This is not a homework problem. I know I'm calculating the exact value. I want a method to be able to approximate the exact value within 5% of the real answer. –  Matt Jul 2 '12 at 3:42
    
Are you familiar with Stirling's approximation for factorials? Applied to middle binomial coefficients, you get lots of cancellation, what's left can probably be well-approximated without a calculator. –  Gerry Myerson Jul 2 '12 at 3:53
    
Ahhh ok yes I think that might work let me go try! –  Matt Jul 2 '12 at 3:55

1 Answer 1

up vote 5 down vote accepted

To avoid a calculator, you certainly need Stirling's approximation for the factorials.

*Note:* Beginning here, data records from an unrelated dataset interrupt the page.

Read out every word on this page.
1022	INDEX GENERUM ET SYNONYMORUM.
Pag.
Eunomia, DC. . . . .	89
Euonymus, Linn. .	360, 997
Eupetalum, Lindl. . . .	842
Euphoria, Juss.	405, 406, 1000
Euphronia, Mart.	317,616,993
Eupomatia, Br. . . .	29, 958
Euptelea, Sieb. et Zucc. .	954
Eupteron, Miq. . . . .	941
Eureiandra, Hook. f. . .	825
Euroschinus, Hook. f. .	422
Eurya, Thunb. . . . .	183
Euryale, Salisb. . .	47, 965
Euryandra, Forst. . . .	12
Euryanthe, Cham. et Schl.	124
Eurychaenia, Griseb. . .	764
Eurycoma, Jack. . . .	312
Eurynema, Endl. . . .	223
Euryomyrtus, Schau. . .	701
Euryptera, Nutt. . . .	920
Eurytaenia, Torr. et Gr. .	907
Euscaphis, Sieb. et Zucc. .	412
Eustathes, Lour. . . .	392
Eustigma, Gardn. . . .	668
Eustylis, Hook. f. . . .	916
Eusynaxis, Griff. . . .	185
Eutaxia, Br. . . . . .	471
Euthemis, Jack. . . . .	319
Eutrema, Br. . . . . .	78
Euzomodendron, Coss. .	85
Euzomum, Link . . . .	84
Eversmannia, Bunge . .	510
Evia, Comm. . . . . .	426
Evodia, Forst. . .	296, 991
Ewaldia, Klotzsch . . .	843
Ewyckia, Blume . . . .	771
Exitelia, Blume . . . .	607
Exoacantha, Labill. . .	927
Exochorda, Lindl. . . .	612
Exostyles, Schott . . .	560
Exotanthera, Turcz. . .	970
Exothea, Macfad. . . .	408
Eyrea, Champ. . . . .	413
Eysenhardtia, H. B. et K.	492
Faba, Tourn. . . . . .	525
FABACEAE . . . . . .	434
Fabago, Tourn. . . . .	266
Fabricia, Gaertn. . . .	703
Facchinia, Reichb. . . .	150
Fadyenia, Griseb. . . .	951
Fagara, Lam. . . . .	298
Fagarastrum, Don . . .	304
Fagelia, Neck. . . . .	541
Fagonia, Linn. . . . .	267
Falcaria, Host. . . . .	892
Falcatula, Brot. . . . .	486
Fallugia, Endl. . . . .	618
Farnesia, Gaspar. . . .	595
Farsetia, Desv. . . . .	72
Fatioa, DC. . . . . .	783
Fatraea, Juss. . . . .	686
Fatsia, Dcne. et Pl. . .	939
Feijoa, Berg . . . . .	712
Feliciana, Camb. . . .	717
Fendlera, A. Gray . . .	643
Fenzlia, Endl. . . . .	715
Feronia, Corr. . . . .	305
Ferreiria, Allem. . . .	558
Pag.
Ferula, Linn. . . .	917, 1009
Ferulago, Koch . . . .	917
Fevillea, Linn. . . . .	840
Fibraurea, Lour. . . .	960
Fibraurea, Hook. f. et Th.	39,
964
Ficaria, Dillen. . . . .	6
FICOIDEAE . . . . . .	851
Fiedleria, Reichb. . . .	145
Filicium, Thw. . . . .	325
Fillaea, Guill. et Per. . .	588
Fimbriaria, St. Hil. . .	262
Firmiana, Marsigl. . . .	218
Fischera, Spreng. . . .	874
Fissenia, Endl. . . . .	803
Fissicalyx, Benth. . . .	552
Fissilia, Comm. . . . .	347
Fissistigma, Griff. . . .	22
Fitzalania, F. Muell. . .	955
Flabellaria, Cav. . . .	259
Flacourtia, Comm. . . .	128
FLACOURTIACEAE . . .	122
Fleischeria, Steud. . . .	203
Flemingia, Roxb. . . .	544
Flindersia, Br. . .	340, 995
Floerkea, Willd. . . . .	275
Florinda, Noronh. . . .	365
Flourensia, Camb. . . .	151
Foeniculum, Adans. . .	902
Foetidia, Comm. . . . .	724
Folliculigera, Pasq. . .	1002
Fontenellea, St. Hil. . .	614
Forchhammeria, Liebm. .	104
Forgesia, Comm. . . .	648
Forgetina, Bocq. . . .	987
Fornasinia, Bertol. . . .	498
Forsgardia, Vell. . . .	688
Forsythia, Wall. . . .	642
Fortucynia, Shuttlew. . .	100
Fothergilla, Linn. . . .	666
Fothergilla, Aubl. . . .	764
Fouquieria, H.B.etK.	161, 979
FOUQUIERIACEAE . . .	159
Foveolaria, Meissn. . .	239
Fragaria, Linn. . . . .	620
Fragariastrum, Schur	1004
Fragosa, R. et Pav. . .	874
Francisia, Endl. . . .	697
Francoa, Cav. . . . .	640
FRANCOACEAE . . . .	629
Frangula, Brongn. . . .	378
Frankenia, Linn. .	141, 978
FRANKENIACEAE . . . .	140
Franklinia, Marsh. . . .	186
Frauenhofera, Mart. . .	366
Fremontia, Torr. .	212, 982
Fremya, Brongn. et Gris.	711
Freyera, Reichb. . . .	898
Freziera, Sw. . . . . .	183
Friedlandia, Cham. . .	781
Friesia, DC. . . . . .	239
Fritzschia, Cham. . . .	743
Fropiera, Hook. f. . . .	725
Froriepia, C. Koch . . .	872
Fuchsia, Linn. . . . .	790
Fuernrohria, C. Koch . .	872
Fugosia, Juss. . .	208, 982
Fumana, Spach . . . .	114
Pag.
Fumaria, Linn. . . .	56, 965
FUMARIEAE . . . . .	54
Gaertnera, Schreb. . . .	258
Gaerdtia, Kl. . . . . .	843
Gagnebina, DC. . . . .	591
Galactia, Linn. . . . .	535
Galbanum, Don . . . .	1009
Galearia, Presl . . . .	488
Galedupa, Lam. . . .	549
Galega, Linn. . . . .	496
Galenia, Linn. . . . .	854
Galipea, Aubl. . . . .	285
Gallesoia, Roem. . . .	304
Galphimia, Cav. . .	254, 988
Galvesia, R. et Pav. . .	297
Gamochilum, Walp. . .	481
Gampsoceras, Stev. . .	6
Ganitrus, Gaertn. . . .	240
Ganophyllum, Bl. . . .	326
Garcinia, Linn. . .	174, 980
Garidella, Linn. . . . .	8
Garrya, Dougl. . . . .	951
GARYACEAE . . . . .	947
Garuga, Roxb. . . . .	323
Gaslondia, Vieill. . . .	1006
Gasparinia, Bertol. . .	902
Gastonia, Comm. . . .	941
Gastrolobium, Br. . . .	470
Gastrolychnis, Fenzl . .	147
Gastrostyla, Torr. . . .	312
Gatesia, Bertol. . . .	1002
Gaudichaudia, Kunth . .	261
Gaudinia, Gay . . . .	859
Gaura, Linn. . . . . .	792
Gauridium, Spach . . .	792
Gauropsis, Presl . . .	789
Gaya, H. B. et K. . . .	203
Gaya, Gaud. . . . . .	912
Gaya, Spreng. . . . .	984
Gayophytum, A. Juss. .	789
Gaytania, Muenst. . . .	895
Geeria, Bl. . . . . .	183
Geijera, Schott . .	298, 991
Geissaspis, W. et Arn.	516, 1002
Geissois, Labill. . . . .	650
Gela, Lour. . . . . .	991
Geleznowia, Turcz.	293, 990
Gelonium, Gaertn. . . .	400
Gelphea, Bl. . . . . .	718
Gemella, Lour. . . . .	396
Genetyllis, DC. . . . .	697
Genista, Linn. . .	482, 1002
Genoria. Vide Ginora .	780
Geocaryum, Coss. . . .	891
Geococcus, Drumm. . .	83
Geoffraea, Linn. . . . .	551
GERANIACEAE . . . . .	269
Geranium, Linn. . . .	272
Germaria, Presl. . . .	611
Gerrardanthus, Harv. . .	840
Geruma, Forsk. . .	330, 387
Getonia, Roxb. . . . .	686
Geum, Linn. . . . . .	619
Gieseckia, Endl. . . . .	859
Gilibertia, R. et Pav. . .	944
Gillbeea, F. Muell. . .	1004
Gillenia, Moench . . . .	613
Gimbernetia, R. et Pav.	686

So $P=\binom {1000}{500}2^{-1000} \approx \frac {1000^{1000}\exp(-500)\exp(-500)}{500^{500}500^{500}\exp(-1000)}\frac {\sqrt{2\pi 1000}}{\sqrt{2\pi 500}\sqrt{2 \pi 500}}2^{-1000}=\frac 1{\sqrt{2 \pi 250}}\approx \frac 1{\sqrt{1550}} \approx \frac 1{40}=0.025$ Stirling's approximation is within a factor $\frac 1{12n}$, so the error is negligible. Using $\pi \approx 3.1$ is within 2%. The last we were within 4% under the square root sign, so the root is within 2%, which means the calculation is within 4%. In fact this is within 1% of your exact value.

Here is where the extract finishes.